Sur scène, Julien Dassin, 45 ans, porte naturellement les traits de son père. Entouré de quatre musiciens et d’une choriste, il entame la soirée avec un brin de nervosité, mais prend rapidement ses aises dans une ambiance conviviale rappelant les émissions de variétés d’antan, à la Années bonheur. Le public, conquis d’avance, se prête volontiers au jeu du « sing-along », chantant et dansant sur les refrains familiers.Le décor est sobre, l’éclairage feutré. Un grand écran projette tour à tour des images de 45-tours, des extraits vidéo et des photos des deux Dassin – père et fils – qui ne se sont jamais connus. Si l’intention est touchante, certaines séquences visuelles manquent toutefois de cohérence avec l’atmosphère des chansons, créant parfois un léger décalage.
Un moment fort du spectacle demeure l’évocation de Jules Dassin, cinéaste renommé et grand-père de Julien, ainsi que de son épouse, la comédienne et chanteuse grecque Melina Mercouri. Julien y interprète avec émotion Les Enfants du Pirée, adaptation française de Ta pedia tou Pirea, chanson immortalisée dans le film Never on Sunday réalisé par Jules Dassin. Ce clin d’œil intergénérationnel ajoute une belle profondeur à la soirée.
Autre moment fort et bien reçu par le public québécois : l’interprétation de Dans les yeux d’Émilie. Dès le vers « On s’est connus au Québec », l’assistance qui connaït toutes les chansons réagit avec émotion. Ce morceau, avec ses images de neige, de poêle à bois et de tendresse nordique, est sans doute l’un des plus évocateurs pour le Québec. Puis, il y eu ce duo virtuel avec son père sur Et si tu n’existait pas. L’idée était émouvante : le fils chantant à son père, grâce à des images d’archives projetées en grand écran. Si la synchronisation des lèvres de Joe Dassin avec la chanson n’était pas tout à fait au point, l’intention restait touchante et a su émouvoir le public malgré cette petite imperfection.

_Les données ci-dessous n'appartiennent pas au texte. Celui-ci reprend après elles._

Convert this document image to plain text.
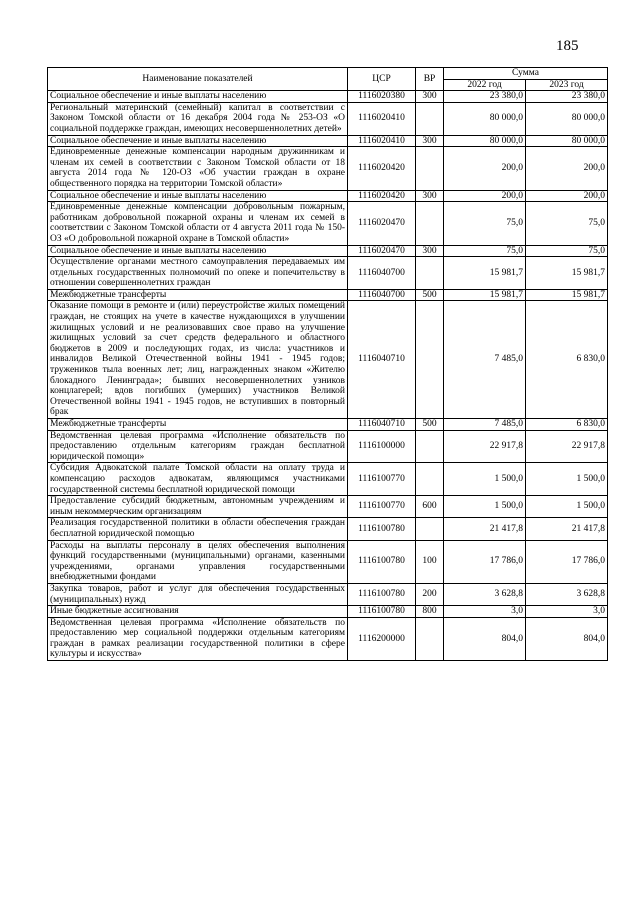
185
Наименование показателей	ЦСР	ВР	Сумма	
			2022 год	2023 год
Социальное обеспечение и иные выплаты населению	1116020380	300	23 380,0	23 380,0
Региональный материнский (семейный) капитал в соответствии с Законом Томской области от 16 декабря 2004 года № 253-ОЗ «О социальной поддержке граждан, имеющих несовершеннолетних детей»	1116020410		80 000,0	80 000,0
Социальное обеспечение и иные выплаты населению	1116020410	300	80 000,0	80 000,0
Единовременные денежные компенсации народным дружинникам и членам их семей в соответствии с Законом Томской области от 18 августа 2014 года № 120-ОЗ «Об участии граждан в охране общественного порядка на территории Томской области»	1116020420		200,0	200,0
Социальное обеспечение и иные выплаты населению	1116020420	300	200,0	200,0
Единовременные денежные компенсации добровольным пожарным, работникам добровольной пожарной охраны и членам их семей в соответствии с Законом Томской области от 4 августа 2011 года № 150-ОЗ «О добровольной пожарной охране в Томской области»	1116020470		75,0	75,0
Социальное обеспечение и иные выплаты населению	1116020470	300	75,0	75,0
Осуществление органами местного самоуправления передаваемых им отдельных государственных полномочий по опеке и попечительству в отношении совершеннолетних граждан	1116040700		15 981,7	15 981,7
Межбюджетные трансферты	1116040700	500	15 981,7	15 981,7
Оказание помощи в ремонте и (или) переустройстве жилых помещений граждан, не стоящих на учете в качестве нуждающихся в улучшении жилищных условий и не реализовавших свое право на улучшение жилищных условий за счет средств федерального и областного бюджетов в 2009 и последующих годах, из числа: участников и инвалидов Великой Отечественной войны 1941 - 1945 годов; тружеников тыла военных лет; лиц, награжденных знаком «Жителю блокадного Ленинграда»; бывших несовершеннолетних узников концлагерей; вдов погибших (умерших) участников Великой Отечественной войны 1941 - 1945 годов, не вступивших в повторный брак	1116040710		7 485,0	6 830,0
Межбюджетные трансферты	1116040710	500	7 485,0	6 830,0
Ведомственная целевая программа «Исполнение обязательств по предоставлению отдельным категориям граждан бесплатной юридической помощи»	1116100000		22 917,8	22 917,8
Субсидия Адвокатской палате Томской области на оплату труда и компенсацию расходов адвокатам, являющимся участниками государственной системы бесплатной юридической помощи	1116100770		1 500,0	1 500,0
Предоставление субсидий бюджетным, автономным учреждениям и иным некоммерческим организациям	1116100770	600	1 500,0	1 500,0
Реализация государственной политики в области обеспечения граждан бесплатной юридической помощью	1116100780		21 417,8	21 417,8
Расходы на выплаты персоналу в целях обеспечения выполнения функций государственными (муниципальными) органами, казенными учреждениями, органами управления государственными внебюджетными фондами	1116100780	100	17 786,0	17 786,0
Закупка товаров, работ и услуг для обеспечения государственных (муниципальных) нужд	1116100780	200	3 628,8	3 628,8
Иные бюджетные ассигнования	1116100780	800	3,0	3,0
Ведомственная целевая программа «Исполнение обязательств по предоставлению мер социальной поддержки отдельным категориям граждан в рамках реализации государственной политики в сфере культуры и искусства»	1116200000		804,0	804,0
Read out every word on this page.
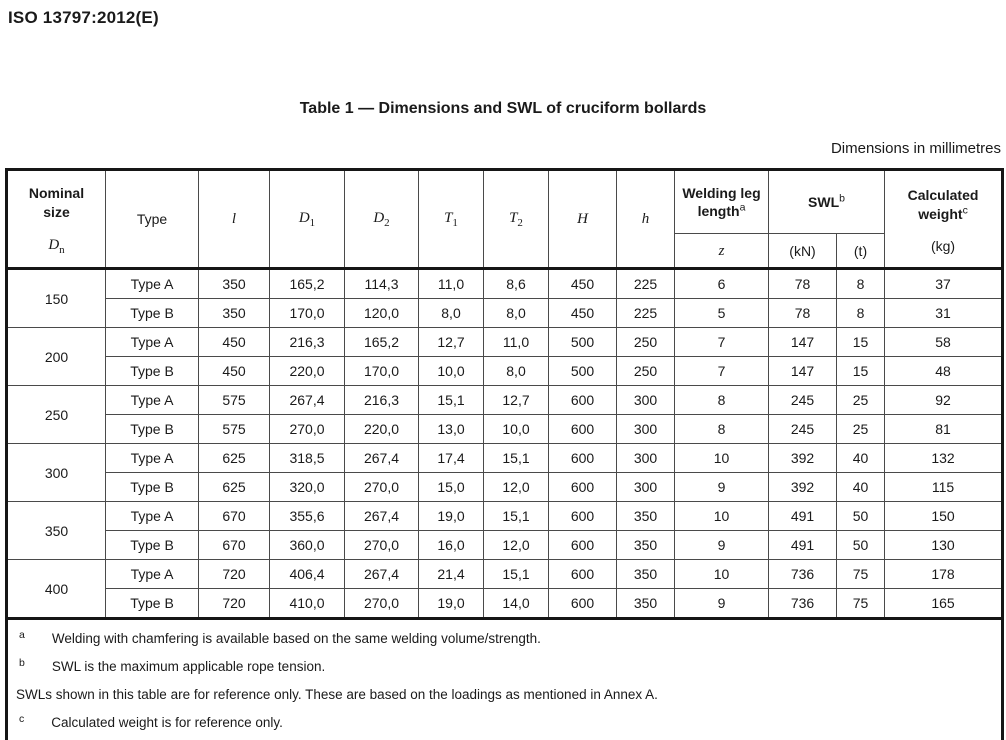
ISO 13797:2012(E)
Table 1 — Dimensions and SWL of cruciform bollards
Dimensions in millimetres
Nominal size
$D_n$	Type	l	$D_1$	$D_2$	$T_1$	$T_2$	H	h	Welding leg length$^a$	SWL$^b$		Calculated weight$^c$
(kg)

									z	(kN)	(t)	
150	Type A	350	165,2	114,3	11,0	8,6	450	225	6	78	8	37
	Type B	350	170,0	120,0	8,0	8,0	450	225	5	78	8	31
200	Type A	450	216,3	165,2	12,7	11,0	500	250	7	147	15	58
	Type B	450	220,0	170,0	10,0	8,0	500	250	7	147	15	48
250	Type A	575	267,4	216,3	15,1	12,7	600	300	8	245	25	92
	Type B	575	270,0	220,0	13,0	10,0	600	300	8	245	25	81
300	Type A	625	318,5	267,4	17,4	15,1	600	300	10	392	40	132
	Type B	625	320,0	270,0	15,0	12,0	600	300	9	392	40	115
350	Type A	670	355,6	267,4	19,0	15,1	600	350	10	491	50	150
	Type B	670	360,0	270,0	16,0	12,0	600	350	9	491	50	130
400	Type A	720	406,4	267,4	21,4	15,1	600	350	10	736	75	178
	Type B	720	410,0	270,0	19,0	14,0	600	350	9	736	75	165

$^a$ Welding with chamfering is available based on the same welding volume/strength.

$^b$ SWL is the maximum applicable rope tension.

SWLs shown in this table are for reference only. These are based on the loadings as mentioned in Annex A.

$^c$ Calculated weight is for reference only.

On aurait d’ailleurs souhaité que Julien nous parle davantage de son père. Le spectacle, volontairement peu narratif, reste assez avare en confidences personnelles. Si l’on ressent l’affection et la fierté du fils, le portrait de Joe Dassin reste en filigrane, presque discret. L’improvisation, bien que chaleureuse, semble parfois combler un vide là où un propos plus construit aurait apporté du relief.
Cela dit, l’intention demeure noble : Julien Dassin ne prétend pas égaler son père, mais plutôt en perpétuer la mémoire avec simplicité et sincérité. Ce spectacle touche surtout ceux et celles pour qui ces chansons représentent bien plus qu’un répertoire – elles sont des fragments de vie.
Julien Dassin est en chemin. Peut-être ce spectacle gagnerait-il à évoluer, à s’enrichir d’un récit plus personnel, d’un dialogue plus intime avec l’héritage qu’il porte. Mais ce premier pas, même maladroit par moments, est aussi une preuve d’amour – et c’est déjà beaucoup.